Reference Committee Decides on Petitions

The Commission on a Way Forward members were from The United Methodist Church around the world, both clergy and laity. Photo by Maidstone Mulenga, United Methodist Council of Bishops.

Of the 99 petitions submitted to the special called General Conference in St. Louis on February 23-26, 78 have been cleared to be considered by that body. This includes all the main plans and proposals that have been under consideration.

A special called session of General Conference can deal with only those matters that are part of the call. In this case, the call was for the purpose of “receiving and acting upon a report from the Commission on a Way Forward based upon recommendations of the Council of Bishops.” A May 2018 Judicial Council decision clarified that “It is the obligation of the General Conference to determine, in the first instance, through its committees, officers and presiders, acting in accordance with The Discipline and the rules and procedures of the General Conference, whether any such petition is ‘in harmony.’ However, business not in harmony with the purpose as stated in the call is not permitted unless the General Conference by a two-thirds vote shall determine that other business may be transacted” (Decision 1360).

The Commission on General Conference assigned the Committee on Reference the responsibility of determining which of the 99 petitions are “in harmony” with the call and thus able to be considered. That committee met January 11-12 and made its determination.

All of the 48 petitions related to the three plans submitted by the Commission on a Way Forward are “in harmony.” This includes the One Church Plan, the Connectional Conference Plan, and the Traditional Plan.

Of the remaining 51 petitions, one was ruled invalid because of technical errors.

In order to be “in harmony,” the committee said the petition needed to meet at least one of three criteria:

1)     submitted by the Commission on a Way Forward (COWF)

2)     the content of the petition directly addresses inclusion or exclusion of LGBTQ persons, or

3)     the content of the petition seeks to correct or perfect COWF plans for the continuing existence of The United Methodist Church.

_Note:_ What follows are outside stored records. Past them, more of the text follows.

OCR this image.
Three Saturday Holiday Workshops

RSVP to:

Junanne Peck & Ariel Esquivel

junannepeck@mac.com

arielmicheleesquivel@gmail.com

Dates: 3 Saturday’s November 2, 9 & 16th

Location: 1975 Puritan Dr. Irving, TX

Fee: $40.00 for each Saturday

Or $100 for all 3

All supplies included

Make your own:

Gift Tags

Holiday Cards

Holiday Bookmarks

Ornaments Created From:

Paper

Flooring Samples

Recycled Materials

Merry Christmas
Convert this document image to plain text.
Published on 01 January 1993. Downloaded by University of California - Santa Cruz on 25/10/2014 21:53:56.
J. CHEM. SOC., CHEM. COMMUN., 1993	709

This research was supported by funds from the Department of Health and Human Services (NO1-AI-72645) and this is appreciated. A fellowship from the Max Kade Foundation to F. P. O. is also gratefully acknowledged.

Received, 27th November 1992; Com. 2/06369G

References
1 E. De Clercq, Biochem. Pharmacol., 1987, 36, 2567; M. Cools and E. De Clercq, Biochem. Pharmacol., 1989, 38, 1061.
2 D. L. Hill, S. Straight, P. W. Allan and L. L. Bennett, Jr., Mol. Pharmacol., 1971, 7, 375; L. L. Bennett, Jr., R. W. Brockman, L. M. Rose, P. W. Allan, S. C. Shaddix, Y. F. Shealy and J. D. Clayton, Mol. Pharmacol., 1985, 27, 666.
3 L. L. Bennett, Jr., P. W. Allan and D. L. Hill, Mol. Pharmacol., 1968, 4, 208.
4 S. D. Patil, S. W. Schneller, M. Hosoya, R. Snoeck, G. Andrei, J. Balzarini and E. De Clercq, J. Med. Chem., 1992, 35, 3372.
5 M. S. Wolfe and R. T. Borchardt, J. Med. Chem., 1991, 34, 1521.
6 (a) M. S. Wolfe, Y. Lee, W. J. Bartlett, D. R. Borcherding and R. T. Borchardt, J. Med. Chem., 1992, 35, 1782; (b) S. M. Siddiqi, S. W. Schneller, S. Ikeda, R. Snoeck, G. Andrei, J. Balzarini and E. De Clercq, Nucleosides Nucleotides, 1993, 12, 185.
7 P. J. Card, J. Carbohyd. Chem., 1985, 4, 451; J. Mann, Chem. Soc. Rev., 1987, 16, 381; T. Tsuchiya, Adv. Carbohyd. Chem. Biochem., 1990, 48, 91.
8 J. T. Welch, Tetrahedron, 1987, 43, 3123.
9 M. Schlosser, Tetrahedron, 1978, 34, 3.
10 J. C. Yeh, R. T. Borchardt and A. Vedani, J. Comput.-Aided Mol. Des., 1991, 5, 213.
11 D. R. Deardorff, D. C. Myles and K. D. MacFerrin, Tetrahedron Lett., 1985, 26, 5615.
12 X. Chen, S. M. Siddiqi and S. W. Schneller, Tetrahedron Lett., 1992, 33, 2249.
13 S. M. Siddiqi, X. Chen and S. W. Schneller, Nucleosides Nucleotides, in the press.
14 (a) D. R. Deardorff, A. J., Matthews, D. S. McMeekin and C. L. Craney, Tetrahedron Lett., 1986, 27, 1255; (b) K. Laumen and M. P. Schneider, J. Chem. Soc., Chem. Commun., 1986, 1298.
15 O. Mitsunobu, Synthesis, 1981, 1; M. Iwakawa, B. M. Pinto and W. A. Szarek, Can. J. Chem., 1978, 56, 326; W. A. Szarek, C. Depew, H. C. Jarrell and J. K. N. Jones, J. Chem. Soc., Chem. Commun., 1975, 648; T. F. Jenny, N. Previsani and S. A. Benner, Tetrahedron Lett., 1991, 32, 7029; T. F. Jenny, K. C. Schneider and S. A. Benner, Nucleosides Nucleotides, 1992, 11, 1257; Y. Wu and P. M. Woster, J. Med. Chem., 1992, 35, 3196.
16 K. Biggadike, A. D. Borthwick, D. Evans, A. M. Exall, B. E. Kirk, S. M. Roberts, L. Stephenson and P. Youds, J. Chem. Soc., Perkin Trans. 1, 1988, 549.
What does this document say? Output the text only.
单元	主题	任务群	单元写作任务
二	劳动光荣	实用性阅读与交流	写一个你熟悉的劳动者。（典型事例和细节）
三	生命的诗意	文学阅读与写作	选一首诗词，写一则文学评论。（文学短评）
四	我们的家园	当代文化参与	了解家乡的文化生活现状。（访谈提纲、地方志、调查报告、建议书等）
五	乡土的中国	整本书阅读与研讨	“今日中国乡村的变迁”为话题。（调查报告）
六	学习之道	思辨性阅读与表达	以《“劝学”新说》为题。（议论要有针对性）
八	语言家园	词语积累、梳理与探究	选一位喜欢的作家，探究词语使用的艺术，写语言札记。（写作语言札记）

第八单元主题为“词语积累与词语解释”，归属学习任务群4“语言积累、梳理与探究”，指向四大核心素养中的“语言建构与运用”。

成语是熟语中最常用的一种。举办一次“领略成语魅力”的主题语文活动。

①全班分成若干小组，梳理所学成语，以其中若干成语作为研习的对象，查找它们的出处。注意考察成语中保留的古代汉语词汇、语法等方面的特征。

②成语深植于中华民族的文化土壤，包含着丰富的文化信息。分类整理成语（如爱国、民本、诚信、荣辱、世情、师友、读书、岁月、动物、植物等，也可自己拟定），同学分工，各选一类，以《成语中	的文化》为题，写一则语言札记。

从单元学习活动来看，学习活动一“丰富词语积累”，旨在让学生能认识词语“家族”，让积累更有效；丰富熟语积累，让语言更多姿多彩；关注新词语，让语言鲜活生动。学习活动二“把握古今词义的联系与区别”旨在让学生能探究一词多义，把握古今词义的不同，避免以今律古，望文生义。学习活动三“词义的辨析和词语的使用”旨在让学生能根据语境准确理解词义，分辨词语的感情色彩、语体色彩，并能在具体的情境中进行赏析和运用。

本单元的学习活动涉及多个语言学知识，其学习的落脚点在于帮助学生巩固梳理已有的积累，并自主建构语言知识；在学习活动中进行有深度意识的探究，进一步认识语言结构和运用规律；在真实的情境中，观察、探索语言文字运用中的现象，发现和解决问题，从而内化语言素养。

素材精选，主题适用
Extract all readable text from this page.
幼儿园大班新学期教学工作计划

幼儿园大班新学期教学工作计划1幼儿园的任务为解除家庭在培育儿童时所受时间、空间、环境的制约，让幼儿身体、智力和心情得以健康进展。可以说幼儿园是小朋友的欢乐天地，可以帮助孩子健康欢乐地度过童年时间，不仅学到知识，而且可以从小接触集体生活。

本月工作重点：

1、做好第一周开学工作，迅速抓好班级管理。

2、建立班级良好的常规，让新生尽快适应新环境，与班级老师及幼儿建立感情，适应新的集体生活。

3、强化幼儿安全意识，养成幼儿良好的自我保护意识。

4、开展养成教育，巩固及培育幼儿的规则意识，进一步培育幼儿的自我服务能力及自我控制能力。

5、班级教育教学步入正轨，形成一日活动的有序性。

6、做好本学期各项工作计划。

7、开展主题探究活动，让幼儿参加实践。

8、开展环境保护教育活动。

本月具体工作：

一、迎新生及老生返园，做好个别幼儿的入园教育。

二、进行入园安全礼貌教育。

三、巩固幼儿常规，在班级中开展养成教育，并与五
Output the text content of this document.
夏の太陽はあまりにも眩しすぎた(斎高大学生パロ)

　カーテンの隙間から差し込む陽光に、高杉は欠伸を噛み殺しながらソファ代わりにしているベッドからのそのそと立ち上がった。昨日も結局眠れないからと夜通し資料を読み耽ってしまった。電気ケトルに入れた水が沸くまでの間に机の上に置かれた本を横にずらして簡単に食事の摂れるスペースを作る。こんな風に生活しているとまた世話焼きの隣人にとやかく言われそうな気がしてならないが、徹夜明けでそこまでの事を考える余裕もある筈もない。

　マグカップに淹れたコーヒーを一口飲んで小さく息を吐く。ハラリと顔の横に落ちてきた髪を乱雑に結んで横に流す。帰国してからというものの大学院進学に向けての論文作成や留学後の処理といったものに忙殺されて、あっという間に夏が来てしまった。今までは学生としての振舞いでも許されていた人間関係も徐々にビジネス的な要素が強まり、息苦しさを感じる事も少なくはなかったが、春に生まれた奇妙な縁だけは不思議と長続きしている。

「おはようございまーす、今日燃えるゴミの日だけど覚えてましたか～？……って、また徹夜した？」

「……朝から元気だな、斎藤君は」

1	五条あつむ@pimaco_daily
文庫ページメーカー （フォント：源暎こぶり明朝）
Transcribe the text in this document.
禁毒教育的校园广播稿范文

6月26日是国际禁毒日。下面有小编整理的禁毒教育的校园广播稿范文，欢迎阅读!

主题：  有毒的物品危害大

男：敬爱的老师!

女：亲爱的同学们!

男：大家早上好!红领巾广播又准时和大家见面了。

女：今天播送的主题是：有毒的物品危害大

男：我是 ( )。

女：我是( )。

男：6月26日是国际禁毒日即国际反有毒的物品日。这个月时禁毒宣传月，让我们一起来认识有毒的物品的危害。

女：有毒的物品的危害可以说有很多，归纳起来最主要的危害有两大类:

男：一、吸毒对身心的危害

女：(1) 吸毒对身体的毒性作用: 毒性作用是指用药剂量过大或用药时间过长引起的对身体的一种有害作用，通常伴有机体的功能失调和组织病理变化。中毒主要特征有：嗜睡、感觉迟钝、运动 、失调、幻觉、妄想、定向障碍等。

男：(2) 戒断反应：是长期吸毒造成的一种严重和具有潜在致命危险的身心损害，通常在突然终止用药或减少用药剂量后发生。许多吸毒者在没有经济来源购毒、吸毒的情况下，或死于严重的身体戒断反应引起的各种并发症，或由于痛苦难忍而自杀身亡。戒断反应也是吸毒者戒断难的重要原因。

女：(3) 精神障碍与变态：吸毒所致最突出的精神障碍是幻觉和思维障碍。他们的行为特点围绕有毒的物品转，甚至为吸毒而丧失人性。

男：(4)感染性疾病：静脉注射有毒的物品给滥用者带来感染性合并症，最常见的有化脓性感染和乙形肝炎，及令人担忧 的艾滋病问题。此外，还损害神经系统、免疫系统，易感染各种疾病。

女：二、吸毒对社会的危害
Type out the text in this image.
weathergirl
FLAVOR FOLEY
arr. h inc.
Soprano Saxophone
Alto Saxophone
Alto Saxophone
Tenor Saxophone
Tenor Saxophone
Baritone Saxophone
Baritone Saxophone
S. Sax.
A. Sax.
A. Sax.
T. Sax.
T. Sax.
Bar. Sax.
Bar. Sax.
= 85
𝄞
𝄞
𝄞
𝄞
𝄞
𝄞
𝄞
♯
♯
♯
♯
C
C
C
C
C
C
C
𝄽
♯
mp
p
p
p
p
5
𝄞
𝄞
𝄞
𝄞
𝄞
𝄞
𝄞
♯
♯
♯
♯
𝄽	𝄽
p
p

Of the remaining 50 valid petitions, 30 were found to be “in harmony” and thus able to be considered by the General Conference. These include the following general areas:

  • Two petitions that would modify and strengthen the Traditional Plan, called the Modified Traditional Plan, submitted by Maxie Dunnam
  • One petition for an alternative type of traditional plan submitted by Lonnie Brooks
  • Four petitions that make the language in the Book of Discipline stronger in a more traditional direction
  • Eight petitions that make up the Simple Plan, which would allow same-sex marriage and the ordination of practicing homosexuals, redefinemarriage as between “two adults,” and would seem to permit other types of sexual relationships outside of monogamous marriage, while providing no conscience protections for a traditionalist viewpoint
  • Three petitions that make up the Fully Inclusive Way Forward, which removes all prohibitions against same-sex marriage and the ordination of practicing homosexuals
  • Seven petitions that make the language in the Book of Discipline more progressive, with such suggestions as permitting Deacons to perform same-sex weddings, adding “sexual orientation” and “gender identity” to the requirement for inclusiveness, redefining marriage, and removing the chargeable offenses against performing same-sex weddings or being a self-avowed practicing homosexual clergyperson

In addition to the above petitions, five petitions providing for different pathways for congregations to exit from the denomination with their property were also declared “in harmony” and will be considered. A future article will review the various exit plans.

Based on criterion #3 above, two petitions that provide a mechanism for an amicable separation that would dissolve The United Methodist Church and create two or more new churches was declared “not in harmony” and will not be considered. It would require a 2/3 majority vote to consider these petitions. Such a 2/3 vote would also be required in order to pass the proposal for amicable separation, so if it comes to that point, it would still be a viable alternative with the backing of a supermajority of the delegates.

The good news is that all the petitions that the Renewal and Reform Coalition believes need to be considered are able to be considered. The General Conference will be able to fairly evaluate many different options for resolving the church’s conflict and creating a way for the church to move forward with vitality and faithfulness.

The Renewal and Reform Coalition is supporting the Modified Traditional Plan, which maintains the current biblically-based teaching of the church regarding human sexuality, marriage, and ordination. It contains enhanced accountability provisions that would help move the church in the direction of greater unity of belief and practice in these matters. It also provides for a gracious exit for annual conferences, local churches, bishops, and clergy who cannot in good conscience agree to abide by the church’s teachings and requirements.

The Modified Traditional Plan will require a number of amendments to bring the plan into compliance with Judicial Council Decision 1366, which ruled certain parts of the plan unconstitutional. These amendments are in development and will be released publicly soon, in order to give delegates a chance to digest them prior to arrival in St. Louis.

Thomas Lambrecht is a United Methodist clergyperson and the vice president of Good News. He is a member of the Commission on a Way Forward.